Comcast CEO Admits You 'Can't Keep Raising Prices Forever,' But Seems Intent On Trying Anyway
from the self-inflicted-wound dept
As Internet video continues to slowly pick away at cable subscriber totals, most cable companies have absolutely refused to compete on price. Apparently, most of them intend to see just how long they can get
suckers cable TV customers to keep paying an arm and a leg for bloated bundles of mostly awful content, only actually competing on price when the problem of cord cutting hits critical mass. Until then, cable execs spend their time either pretending that cord cutting doesn’t exist, or proudly fooling themselves into thinking they still offer the best video content value in the streaming video and BitTorrent age.
Every so often a cable executive will pop up from milking the cable cash cow to pay a tiny bit of lip service to the idea of lower prices and more flexible cable bundles. The latest case in point is Comcast CEO Brian Roberts, who this week at least acknowledged that the cable TV cash cow is not immortal:
“This conversation that is happening right now only is going to accelerate (cable adaptation). I do think on the other side, however, there is a realization that you can’t keep raising prices forever and [without] either having serious margin change or people saying ‘I’m going to live without some channels.’ I think you’re seeing that tension rise. I think these things have a way of correcting or balancing out before something draconian happens. I’m hopeful that is the case.”

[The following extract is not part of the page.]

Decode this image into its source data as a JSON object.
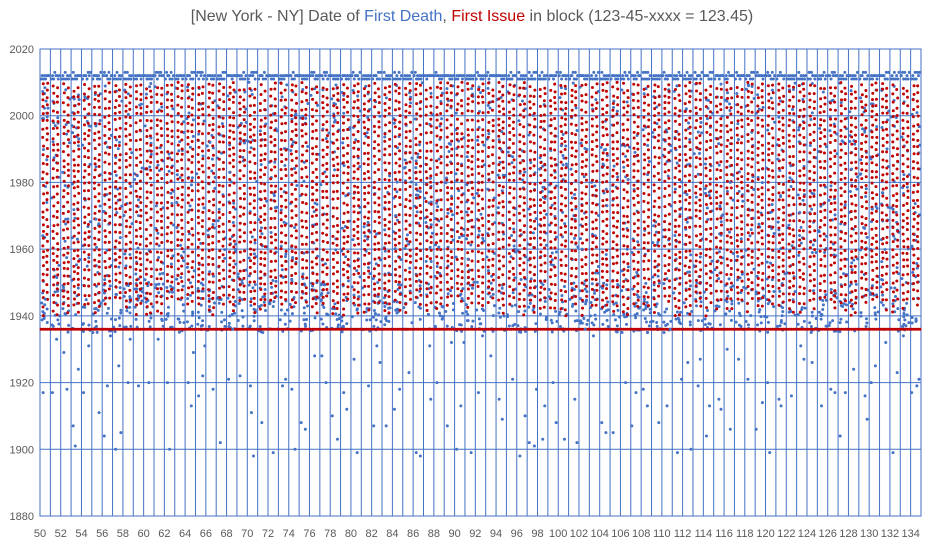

Except the Internet video revolution isn’t going to magically “correct” itself or “balance out.” It’s going to swallow the cable industry piece by piece until it finally listens to consumers and starts offering better value and better customer service. And while cable TV customer defections are happening at a slow trickle right now (Comcast lost 69,000 subscribers last quarter), it’s only going to accelerate as the options improve. These losses will also start hitting Comcast’s voice subscriber totals as wireless service improves, digital voice becomes irrelevant, and Comcast customers look for ways to trim their bloated bills.
As Roberts was busy stating the obvious, many were quick to point out that Comcast’s busy imposing all manner of new TV and broadband price increases as is the cable industry’s proud fall tradition. Cable TV prices are rising, broadband prices are increasing, DVR, set top and cable modem prices are rising — and there’s always a new, obnoxious, below-the-line fee around the corner. And whether it’s set top boxes, net neutrality or last mile competition, Comcast works tirelessly to ensure this skyward price hike status quo remains firmly intact, all while offering the worst customer service in any industry.
So go ahead, cut your cable TV line; Comcast will just take its pound of flesh from your broadband bill via rate hikes, sneaky fees, usage caps and overage charges (or a new $30 fee if you want to avoid usage caps entirely). And because many of Comcast’s territories are actually becoming less competitive than ever as telcos exit unwanted DSL markets, there’s not much customers can do about it short of building their own community ISP.